Segno più anche per i servizi a tutela di infanzia e adolescenza, attraverso i centri di ascolto per le famiglie - che hanno fatto registrare un incremento di circa 800 cittadini -, e per l’affido minori, tra cui rientrano il progetto «Famiglie senza confini» per minori stranieri non accompagnati e il progetto «Pippi», che ha l’obiettivo di prevenire l’istituzionalizzazione di minori. Infine, grazie all’accordo col Tribunale dei Minori, l’assessorato al Welfare ha avviato la prima sperimentazione del Pim (Pronto intervento minori), in aggiunta all’esperienza degli educatori di strada e dei centri polivalenti per la prevenzione alla devianza.

Oggi poi, è prevista la presentazione del progetto «Upe» (Unità operativa di contrasto alla povertà estrema), promosso sempre dall’assessorato al Welfare, con l’obiettivo di prendersi in carico di persone in difficoltà, attivando misure di accompagnamento adeguate e personalizzate. L’iniziativa rientra nell’ambito dei nuovi servizi del Welfare ed è finalizzato ad ampliare gli interventi di emergenza a contrasto del rischio di grave emarginazione.

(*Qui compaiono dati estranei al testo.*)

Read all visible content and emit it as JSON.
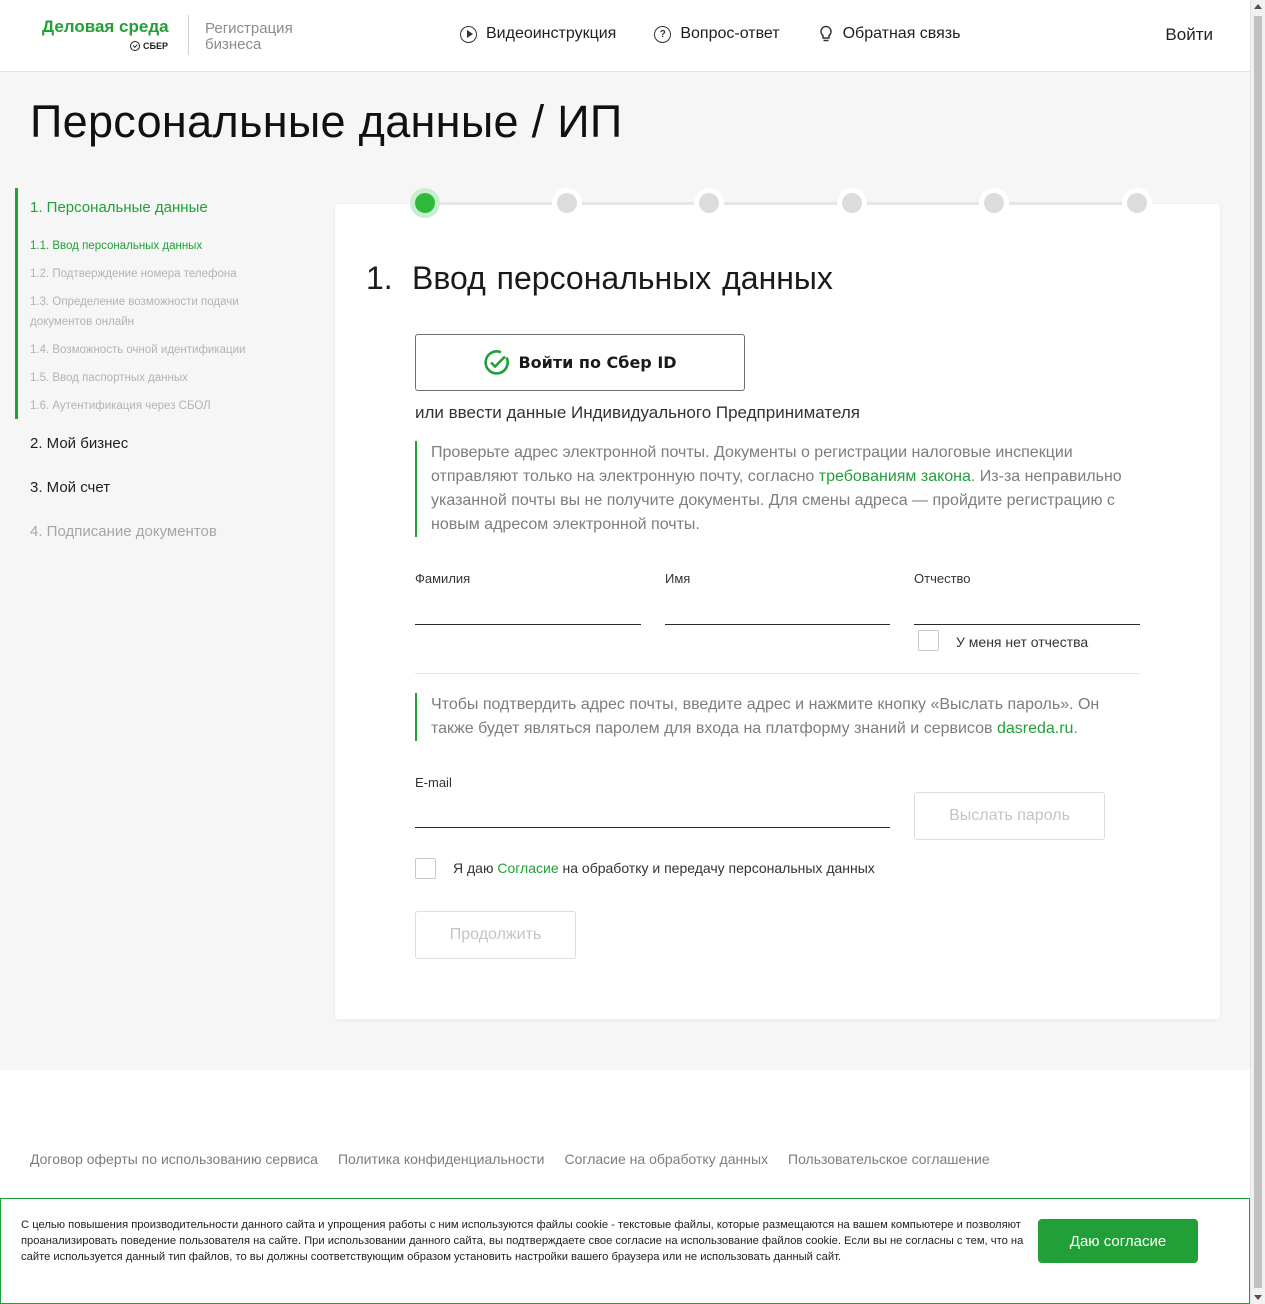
{
  "header": {
    "logo_title": "Деловая среда",
    "logo_sub": "СБЕР",
    "logo_registration": "Регистрация бизнеса",
    "nav": [
      {
        "label": "Видеоинструкция",
        "icon": "play-circle-icon"
      },
      {
        "label": "Вопрос-ответ",
        "icon": "question-circle-icon"
      },
      {
        "label": "Обратная связь",
        "icon": "lightbulb-icon"
      }
    ],
    "login": "Войти"
  },
  "page_title": "Персональные данные / ИП",
  "steps": {
    "step1": "1. Персональные данные",
    "sub": [
      "1.1. Ввод персональных данных",
      "1.2. Подтверждение номера телефона",
      "1.3. Определение возможности подачи документов онлайн",
      "1.4. Возможность очной идентификации",
      "1.5. Ввод паспортных данных",
      "1.6. Аутентификация через СБОЛ"
    ],
    "step2": "2. Мой бизнес",
    "step3": "3. Мой счет",
    "step4": "4. Подписание документов"
  },
  "progress": {
    "total": 6,
    "current": 1
  },
  "card": {
    "number": "1.",
    "title": "Ввод персональных данных",
    "sber_id_button": "Войти по Сбер ID",
    "or_text": "или ввести данные Индивидуального Предпринимателя",
    "notice1_before": "Проверьте адрес электронной почты. Документы о регистрации налоговые инспекции отправляют только на электронную почту, согласно ",
    "notice1_link": "требованиям закона",
    "notice1_after": ". Из-за неправильно указанной почты вы не получите документы. Для смены адреса — пройдите регистрацию с новым адресом электронной почты.",
    "surname_label": "Фамилия",
    "name_label": "Имя",
    "patronymic_label": "Отчество",
    "surname_value": "",
    "name_value": "",
    "patronymic_value": "",
    "no_patronymic": "У меня нет отчества",
    "notice2_before": "Чтобы подтвердить адрес почты, введите адрес и нажмите кнопку «Выслать пароль». Он также будет являться паролем для входа на платформу знаний и сервисов ",
    "notice2_link": "dasreda.ru",
    "notice2_after": ".",
    "email_label": "E-mail",
    "email_value": "",
    "send_password": "Выслать пароль",
    "consent_before": "Я даю ",
    "consent_link": "Согласие",
    "consent_after": " на обработку и передачу персональных данных",
    "continue": "Продолжить"
  },
  "footer": {
    "links": [
      "Договор оферты по использованию сервиса",
      "Политика конфиденциальности",
      "Согласие на обработку данных",
      "Пользовательское соглашение"
    ]
  },
  "cookie": {
    "text": "С целью повышения производительности данного сайта и упрощения работы с ним используются файлы cookie - текстовые файлы, которые размещаются на вашем компьютере и позволяют проанализировать поведение пользователя на сайте. При использовании данного сайта, вы подтверждаете свое согласие на использование файлов cookie. Если вы не согласны с тем, что на сайте используется данный тип файлов, то вы должны соответствующим образом установить настройки вашего браузера или не использовать данный сайт.",
    "button": "Даю согласие"
  },
  "colors": {
    "accent": "#21a038",
    "muted": "#a6a6a6"
  }
}
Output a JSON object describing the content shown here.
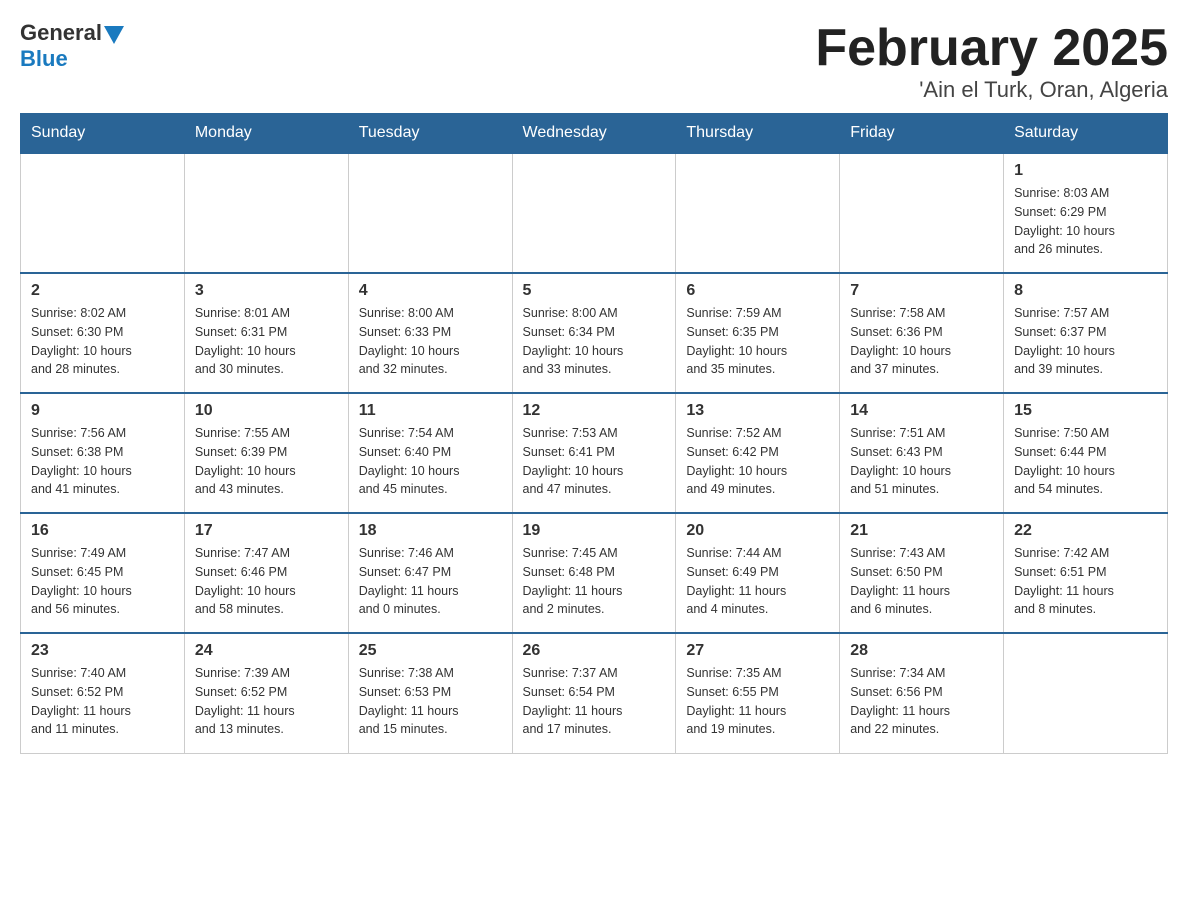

«Si tratta del risultato di un lungo lavoro», commenta l’assessore al Welfare, Francesca Bottalico nel ringraziare «tutti coloro che hanno contribuito a progettare la programmazione sociale, che in questi anni ci sta permettendo di rispondere ai bisogni dei cittadini in una città e in un sistema sociale dove le istanze crescono, cambiano e sono sempre più complesse». «In questi anni, nonostante i tagli subiti dal sistema di welfare, siamo riusciti ad ampliare e consolidare i servizi esistenti migliorando i livelli qualitativi dell’offerta a partire dall’ascolto del territorio, raggiungendo un numero di persone sempre maggiore, anche tra fasce di popolazione che non si erano mai rivolte ai servizi sociali - aggiunge -. Inoltre abbiamo messo in campo politiche, modelli e strumenti innovativi e sperimentali attraverso servizi di prossimità anche “on the road”, servizi polifunzionali aperti a tutti e tutte, capaci di accogliere molteplici aspetti del bisogno, di lavorare sulla dimensione sociale ma anche culturale per realizzare una presa in carico degli utenti integrata, individuale e collettiva».